Во время поездки в Москву на поезде Миша Гордон становится очевидцем самоубийства разорившегося миллионера Андрея Живаго. Позже в Москве Миша учится в одном классе с сыном погибшего — Юрой Живаго:

«Вместе со мною был мой товарищ, гимназист-одноклассник. Вот что тогда же в номерах он мне сообщил. Он узнал в Комаровском человека, которого он раз видел случайно, при непредвиденных обстоятельствах. Однажды в дороге этот мальчик, гимназист Михаил Гордон, был очевидцем самоубийства моего отца – миллионера-промышленника. Миша ехал в одном поезде с ним.»

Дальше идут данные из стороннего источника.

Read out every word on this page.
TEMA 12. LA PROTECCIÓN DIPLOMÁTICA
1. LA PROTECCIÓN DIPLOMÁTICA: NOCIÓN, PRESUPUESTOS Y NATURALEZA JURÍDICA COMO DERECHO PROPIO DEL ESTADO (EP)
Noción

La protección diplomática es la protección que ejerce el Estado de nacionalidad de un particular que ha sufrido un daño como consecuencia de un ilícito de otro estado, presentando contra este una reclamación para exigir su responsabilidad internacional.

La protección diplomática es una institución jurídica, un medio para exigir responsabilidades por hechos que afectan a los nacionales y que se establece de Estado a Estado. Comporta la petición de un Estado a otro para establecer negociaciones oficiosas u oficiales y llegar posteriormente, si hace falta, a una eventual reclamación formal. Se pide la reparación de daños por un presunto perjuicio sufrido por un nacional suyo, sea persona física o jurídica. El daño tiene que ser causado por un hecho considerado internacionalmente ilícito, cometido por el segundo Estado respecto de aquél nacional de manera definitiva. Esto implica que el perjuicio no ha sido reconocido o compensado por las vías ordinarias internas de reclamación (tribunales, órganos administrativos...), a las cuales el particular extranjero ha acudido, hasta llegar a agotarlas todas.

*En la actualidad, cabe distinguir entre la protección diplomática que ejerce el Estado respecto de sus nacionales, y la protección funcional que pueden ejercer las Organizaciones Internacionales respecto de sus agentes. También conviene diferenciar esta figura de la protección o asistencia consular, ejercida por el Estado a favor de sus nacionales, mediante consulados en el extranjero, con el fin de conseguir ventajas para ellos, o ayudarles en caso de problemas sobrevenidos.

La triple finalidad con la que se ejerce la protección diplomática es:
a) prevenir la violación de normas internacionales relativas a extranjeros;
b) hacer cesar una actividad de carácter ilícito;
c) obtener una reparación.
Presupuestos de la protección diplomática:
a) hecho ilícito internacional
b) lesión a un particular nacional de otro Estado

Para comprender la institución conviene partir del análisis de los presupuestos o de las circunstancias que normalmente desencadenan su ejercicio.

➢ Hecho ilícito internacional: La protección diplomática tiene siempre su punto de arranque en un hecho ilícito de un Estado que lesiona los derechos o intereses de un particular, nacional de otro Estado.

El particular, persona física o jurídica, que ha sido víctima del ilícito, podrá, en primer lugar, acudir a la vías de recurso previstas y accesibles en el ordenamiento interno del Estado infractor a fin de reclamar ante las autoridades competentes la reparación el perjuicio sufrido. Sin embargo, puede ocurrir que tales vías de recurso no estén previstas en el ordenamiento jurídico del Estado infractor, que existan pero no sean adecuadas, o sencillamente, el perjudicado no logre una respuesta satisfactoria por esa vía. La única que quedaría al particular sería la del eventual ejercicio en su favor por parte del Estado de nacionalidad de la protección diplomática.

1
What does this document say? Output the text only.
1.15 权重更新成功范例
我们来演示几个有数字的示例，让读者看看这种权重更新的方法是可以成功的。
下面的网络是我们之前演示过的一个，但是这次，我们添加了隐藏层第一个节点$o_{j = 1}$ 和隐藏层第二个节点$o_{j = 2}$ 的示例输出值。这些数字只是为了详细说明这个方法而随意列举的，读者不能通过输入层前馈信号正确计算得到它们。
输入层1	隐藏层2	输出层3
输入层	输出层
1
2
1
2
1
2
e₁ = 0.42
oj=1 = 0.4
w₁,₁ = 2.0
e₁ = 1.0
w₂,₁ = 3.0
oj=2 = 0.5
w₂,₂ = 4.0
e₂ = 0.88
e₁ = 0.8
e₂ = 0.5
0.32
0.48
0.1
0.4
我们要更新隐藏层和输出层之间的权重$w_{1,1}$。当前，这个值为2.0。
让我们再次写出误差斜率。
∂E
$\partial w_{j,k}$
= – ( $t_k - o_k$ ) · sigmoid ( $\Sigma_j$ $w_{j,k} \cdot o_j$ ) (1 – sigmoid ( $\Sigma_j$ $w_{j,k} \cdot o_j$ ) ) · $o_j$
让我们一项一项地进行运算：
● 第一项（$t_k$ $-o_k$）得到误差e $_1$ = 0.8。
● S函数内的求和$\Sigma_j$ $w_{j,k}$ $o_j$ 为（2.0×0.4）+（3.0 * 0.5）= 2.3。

Вскоре родители отдают Мишу на воспитание в семью своих знакомых — профессоров Громеко. У Громеко мальчик живет вместе со своим одноклассником Юрой Живаго:

«Юру перевели в профессорскую семью Громеко, где он и по сей день находился.
У Громеко Юру окружала завидно благоприятная атмосфера.
«У них там такой триумвират, – думал Николай Николаевич, – Юра, его товарищ и одноклассник гимназист Гордон и дочь хозяев Тоня Громеко.«

Миша Гордон становится лучшим другом Юрия Живаго. Также у мальчиков появляется еще один друг — Ника Дудоров. Все трое остаются друзьями до конца жизни:

«Он был лучшим другом Юрия Андреевича.»

«Кроме того, Юре было приятно, что он опять встретится с Никой Дудоровым, гимназистом, жившим у Воскобойникова…»

 

Миша Гордон выбирает профессию философа под влиянием книг о религии, которые пишет Николай Николаевич Веденяпин (дядя Юрия Живаго). Влияние этих книг сковывает Мишу вместо того, чтобы двигать его вперед. Он даже думает о переходе в духовную академию. По мнению Юрия Живаго, Миша в своей профессии оказывается слишком далек от жизни:

«Душою этих книг было по‑новому понятое христианство, их прямым следствием – новая идея искусства.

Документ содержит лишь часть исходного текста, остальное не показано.